No, Schleicher, having ousted Papen and then been ousted by Papen, all in back-room deals, would not take kindly to being an ordinary Member of the Reichstag in a coalition that included Papen. Manfred congratulated himself on being well out of such things.
"The 'Duke of Albany'?" Prince Eitel-Friedrich said. He looked unwell, and his handsome young aide looked very concerned. They would have to drive to Breslau that night after the party broke up. "It sounds familiar, I've heard the title before. An Englishman? Living in Germany? Manfred, what is going on?"
"Randolph explained it to me but -- How convenient! Carl, His Royal Highness here was asking about someone," Manfred said to the man who joined them.
His old Saxe-Coburg friend chortled. "Didn't get to your new honor."
"In time, in time, he asked about the other first."

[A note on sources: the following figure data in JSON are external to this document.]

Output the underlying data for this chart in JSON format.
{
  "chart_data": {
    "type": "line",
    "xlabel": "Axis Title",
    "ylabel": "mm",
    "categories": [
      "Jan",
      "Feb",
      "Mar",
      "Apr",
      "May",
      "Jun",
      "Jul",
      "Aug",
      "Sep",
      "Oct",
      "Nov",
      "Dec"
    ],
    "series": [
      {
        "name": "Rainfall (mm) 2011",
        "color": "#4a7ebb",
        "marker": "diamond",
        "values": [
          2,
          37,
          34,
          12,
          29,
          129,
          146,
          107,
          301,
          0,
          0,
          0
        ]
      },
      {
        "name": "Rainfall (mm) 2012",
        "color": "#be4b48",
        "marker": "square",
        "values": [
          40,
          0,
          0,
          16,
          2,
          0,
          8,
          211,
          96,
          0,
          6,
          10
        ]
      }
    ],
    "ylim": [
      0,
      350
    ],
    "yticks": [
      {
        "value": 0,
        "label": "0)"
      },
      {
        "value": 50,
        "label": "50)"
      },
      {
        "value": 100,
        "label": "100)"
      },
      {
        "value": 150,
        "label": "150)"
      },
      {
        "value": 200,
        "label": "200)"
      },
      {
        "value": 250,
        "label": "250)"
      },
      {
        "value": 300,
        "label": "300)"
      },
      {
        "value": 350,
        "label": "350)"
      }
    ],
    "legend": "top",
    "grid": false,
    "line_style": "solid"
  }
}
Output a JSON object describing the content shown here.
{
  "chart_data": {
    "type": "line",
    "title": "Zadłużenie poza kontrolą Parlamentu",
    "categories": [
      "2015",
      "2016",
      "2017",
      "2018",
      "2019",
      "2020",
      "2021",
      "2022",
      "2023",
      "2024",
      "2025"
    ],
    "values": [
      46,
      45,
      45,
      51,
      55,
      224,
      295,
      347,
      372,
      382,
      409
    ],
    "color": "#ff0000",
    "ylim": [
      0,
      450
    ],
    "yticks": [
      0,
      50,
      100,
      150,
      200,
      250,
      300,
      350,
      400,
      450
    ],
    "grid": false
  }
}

"All right. You know my father was one of Victoria's sons -- one of those who had the bleeding disease, you know. Grandmother had four sons, Uncle Albert Edward became king, and Uncle Arthur is a general in their army. When Great-Uncle Ernst died they made Uncle Alfred the new Duke of Saxe-Coburg. But then he died, and I inherited.
"Then there came the War. There was all that suspicion about foreigners all over. Remember all the frothing in Russia about how Tsarina Alexandra was in our pay?"
"In America they totally destroyed all their German-American societies," Manfred said, and thought ruefully of how the Teutonia Society had filled that void, giving Goebbels a good foothold abroad.
"And, if I may say so, we too had a few exaggerations. But I was talking about England. Cousin George went through this meaningless ritual of saying 'I am not a Hun, I have no Hun titles.' If David ever comes to Coburg I may call him 'Herzog von Sachsen-Coburg und Gotha' instead of 'Duke of Windsor' and see how he reacts.
"It worked both ways, their Parliament passed a law depriving us evil Huns of our British titles."
Then his mood shifted, he spoke very light-heartedly. "You know what? After that little affair near Grodno, back in September, they found they had made a mistake. Nasty old Hun Carl really wasn't a nasty old Hun, and what what, there was a mistake. They'd accidentally put him on the bad list. Their mistake."
"I don't understand," Eitel-Friedrich said.
Carl braced himself up. "Two weeks ago, Herren, I went to London, and there, under
the eyes of the Herr Lord Maugham and the rest of the House of Lords, I signed the roll, took my seat, and listened dutifully to a debate on a fisheries bill. You must understand, we Royal Dukes do not ordinarily speak in the House."
"Now I see. So you are this 'Duke of Albany' I have heard of," Eitel-Friedrich said, shaking his head as he said the title in the English form. "Whatever. Now what is it about this English honor Manfred here, or perhaps I should say, the Herr Fürst von Richthofen, has received?"
Manfred nodded. "His Royal Highness here was pleased to grant me the Ducal House Order during the War for having saved him from an annoying bombing. Our allies also competed in hanging medals upon the Red Battle-Flyer. Now we have another war and a different set of allies, but some things never change."
"Oh go ahead and say it," Carl said. "The Order of the Bath is Britain's military honor! Nelson and Wellington had it! And now you, too."
Manfred sighed and said, "Before I can go on my vacation, I have to go to London to be invested. Next week, with Guderian, Rundstedt, and Fritsch. Manfred Fürst von Richthofen, G.C.B., at your service, your Royal Highness." He said the last in English, clicked his heels, and bowed to Carl -- or, in this context, the Duke of Albany.
"And none better deserving to join such a distinguished company," Carl said.
"World turned upside down again," Eitel-Friedrich snorted.
The clock ticked, and Bolko tapped his brother on the shoulder. "It's almost midnight," he said.
"Right."
Manfred pushed his way through the crowd to the spot before the fireplace. When he got there, he eyed the clock on the wall and raised his voice. "HERREN UND DAMEN!" They fell silent, almost.